A bill that at least momentarily preserves the Fairgrounds Speedway awaits the signature of Mayor Karl Dean, as the Metro Council Tuesday night took its final vote to call for a new master plan to dictate the future of the hotly debated fairgrounds property.
The legislation, which the council cleared on the final of three votes Tuesday, also keeps the Tennessee State Fair at the Nolensville Pike property through 2012, and retains the property’s expo center until a new location is found.
Two weeks ago, the council drastically altered the legislation from a bill that would have demolished the racetrack to one that preserves the racetrack until the creation of the master plan concludes. The master plan, to be piloted by the fair board, Metro Planning Department and Metro Parks and Recreation Department, would seemingly call for racing to either continue or end.
The racetrack’s preservation is a setback to Dean’s intentions to redevelop the fairgrounds.

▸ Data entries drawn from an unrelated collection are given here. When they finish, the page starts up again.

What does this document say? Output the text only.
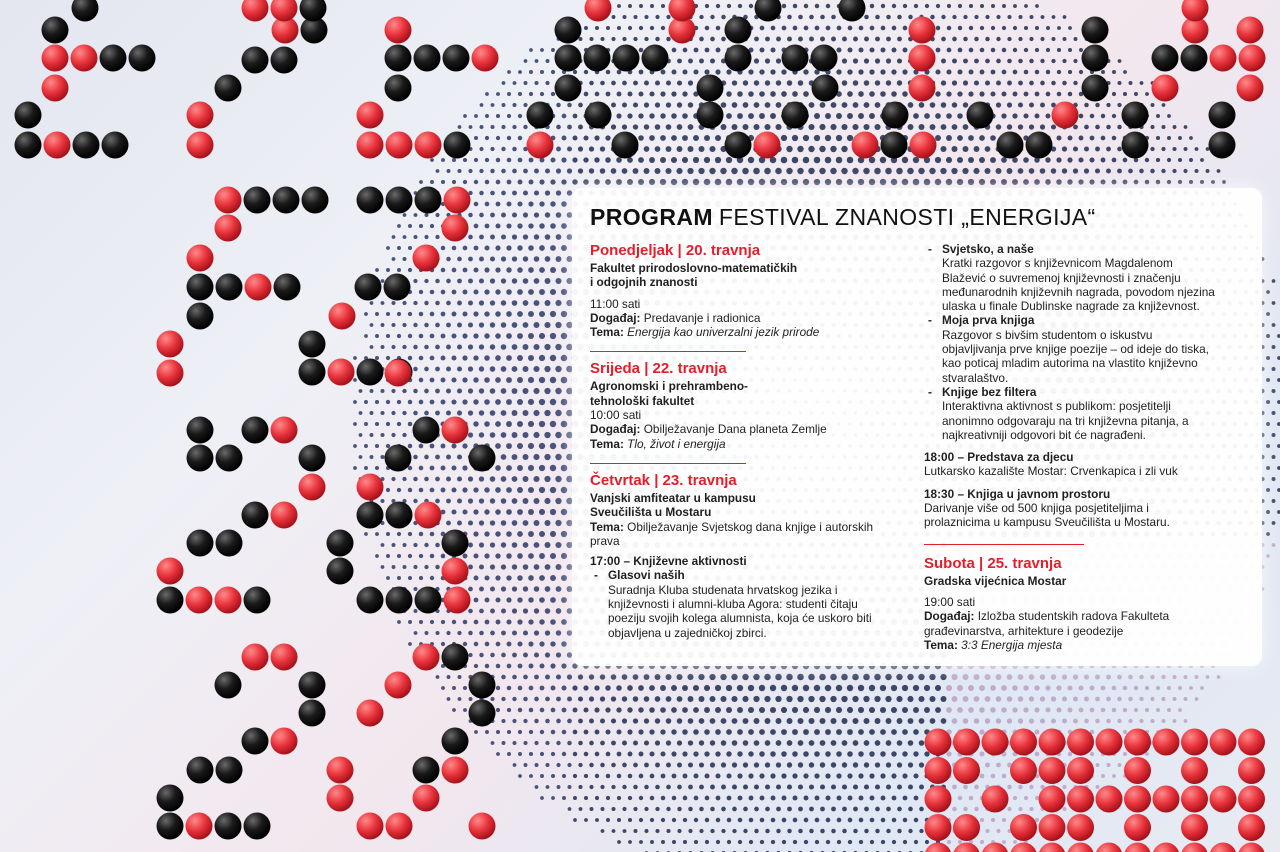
PROGRAM FESTIVAL ZNANOSTI „ENERGIJA“
Ponedjeljak | 20. travnja
Fakultet prirodoslovno-matematičkih
i odgojnih znanosti
11:00 sati
Događaj: Predavanje i radionica
Tema: Energija kao univerzalni jezik prirode
Srijeda | 22. travnja
Agronomski i prehrambeno-
tehnološki fakultet
10:00 sati
Događaj: Obilježavanje Dana planeta Zemlje
Tema: Tlo, život i energija
Četvrtak | 23. travnja
Vanjski amfiteatar u kampusu
Sveučilišta u Mostaru
Tema: Obilježavanje Svjetskog dana knjige i autorskih
prava
17:00 – Književne aktivnosti
- Glasovi naših
Suradnja Kluba studenata hrvatskog jezika i
književnosti i alumni-kluba Agora: studenti čitaju
poeziju svojih kolega alumnista, koja će uskoro biti
objavljena u zajedničkoj zbirci.
- Svjetsko, a naše
Kratki razgovor s književnicom Magdalenom
Blažević o suvremenoj književnosti i značenju
međunarodnih književnih nagrada, povodom njezina
ulaska u finale Dublinske nagrade za književnost.
- Moja prva knjiga
Razgovor s bivšim studentom o iskustvu
objavljivanja prve knjige poezije – od ideje do tiska,
kao poticaj mladim autorima na vlastito književno
stvaralaštvo.
- Knjige bez filtera
Interaktivna aktivnost s publikom: posjetitelji
anonimno odgovaraju na tri književna pitanja, a
najkreativniji odgovori bit će nagrađeni.
18:00 – Predstava za djecu
Lutkarsko kazalište Mostar: Crvenkapica i zli vuk
18:30 – Knjiga u javnom prostoru
Darivanje više od 500 knjiga posjetiteljima i
prolaznicima u kampusu Sveučilišta u Mostaru.
Subota | 25. travnja
Gradska vijećnica Mostar
19:00 sati
Događaj: Izložba studentskih radova Fakulteta
građevinarstva, arhitekture i geodezije
Tema: 3:3 Energija mjesta
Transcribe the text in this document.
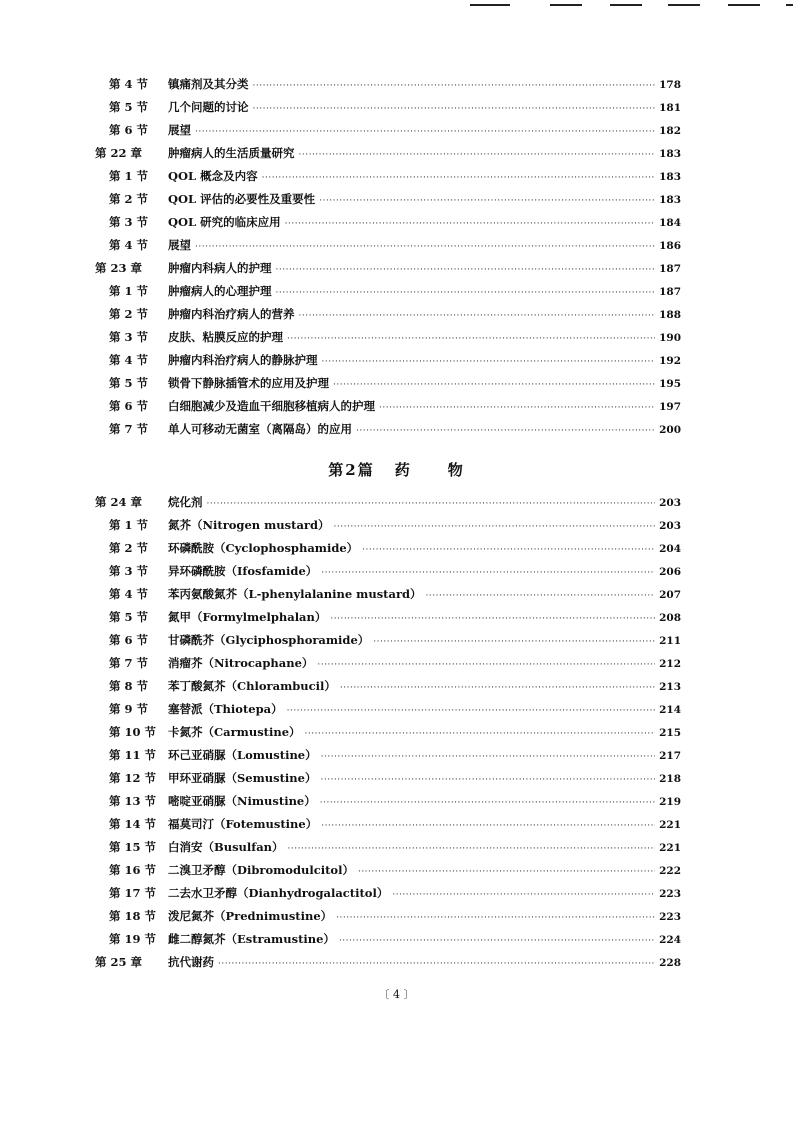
第 4 节	镇痛剂及其分类 ·····	178
第 5 节	几个问题的讨论 ·····	181
第 6 节	展望 ·····	182
第 22 章	肿瘤病人的生活质量研究 ·····	183
第 1 节	QOL 概念及内容 ·····	183
第 2 节	QOL 评估的必要性及重要性 ·····	183
第 3 节	QOL 研究的临床应用 ·····	184
第 4 节	展望 ·····	186
第 23 章	肿瘤内科病人的护理 ·····	187
第 1 节	肿瘤病人的心理护理 ·····	187
第 2 节	肿瘤内科治疗病人的营养 ·····	188
第 3 节	皮肤、粘膜反应的护理 ·····	190
第 4 节	肿瘤内科治疗病人的静脉护理 ·····	192
第 5 节	锁骨下静脉插管术的应用及护理 ·····	195
第 6 节	白细胞减少及造血干细胞移植病人的护理 ·····	197
第 7 节	单人可移动无菌室（离隔岛）的应用 ·····	200
第2篇 药 物
第 24 章	烷化剂 ·····	203
第 1 节	氮芥（Nitrogen mustard） ·····	203
第 2 节	环磷酰胺（Cyclophosphamide） ·····	204
第 3 节	异环磷酰胺（Ifosfamide） ·····	206
第 4 节	苯丙氨酸氮芥（L-phenylalanine mustard） ·····	207
第 5 节	氮甲（Formylmelphalan） ·····	208
第 6 节	甘磷酰芥（Glyciphosphoramide） ·····	211
第 7 节	消瘤芥（Nitrocaphane） ·····	212
第 8 节	苯丁酸氮芥（Chlorambucil） ·····	213
第 9 节	塞替派（Thiotepa） ·····	214
第 10 节	卡氮芥（Carmustine） ·····	215
第 11 节	环己亚硝脲（Lomustine） ·····	217
第 12 节	甲环亚硝脲（Semustine） ·····	218
第 13 节	嘧啶亚硝脲（Nimustine） ·····	219
第 14 节	福莫司汀（Fotemustine） ·····	221
第 15 节	白消安（Busulfan） ·····	221
第 16 节	二溴卫矛醇（Dibromodulcitol） ·····	222
第 17 节	二去水卫矛醇（Dianhydrogalactitol） ·····	223
第 18 节	泼尼氮芥（Prednimustine） ·····	223
第 19 节	雌二醇氮芥（Estramustine） ·····	224
第 25 章	抗代谢药 ·····	228
〔 4 〕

Metro Councilman Jason Holleman, who proposed the amendment that transformed the legislation, said it’s important to engage all stakeholders during the master-planning process.
“We have to engage a professional planning consultant that understands how to go about a master plan for this site,” Holleman said. “And we need to be sure that we thoughtfully include all of the various interest groups that have voiced their opinions.”
The master plan is to address the construction of an already-approved fairgrounds park, the restoration of nearby Browns Creek, the future of existing facilities including the racetrack, the possible addition of mixed-used development and necessary zoning changes. There is no set timeline for the creation of the plan, which will face a council vote once finalized.
Earlier Tuesday , the five-member fair board discussed both the 2011 and 2012 state fairs, as well as the next year of expo center events at the fairgrounds property.
Racing promoter Tony Formosa presented a letter to the board expressing interest in leasing the racetrack for the 2011 and 2012 season. The fair board hasn’t indicated whether it’s interested in hosting races for another year.
In another order of business and as expected, the council voted to defer an ordinance that would require businesses that contract with Metro to adopt a non-discrimination policy that protects gay, lesbian and transgender citizens.
The deferral came at the request of Metro Councilman Mike Jameson, one of the bill’s three lead sponsors. The bill was up for a second reading.
Of note, Jameson explained his motion to defer by suggesting that most opponents are fueled by the belief that people choose to be gay or lesbian.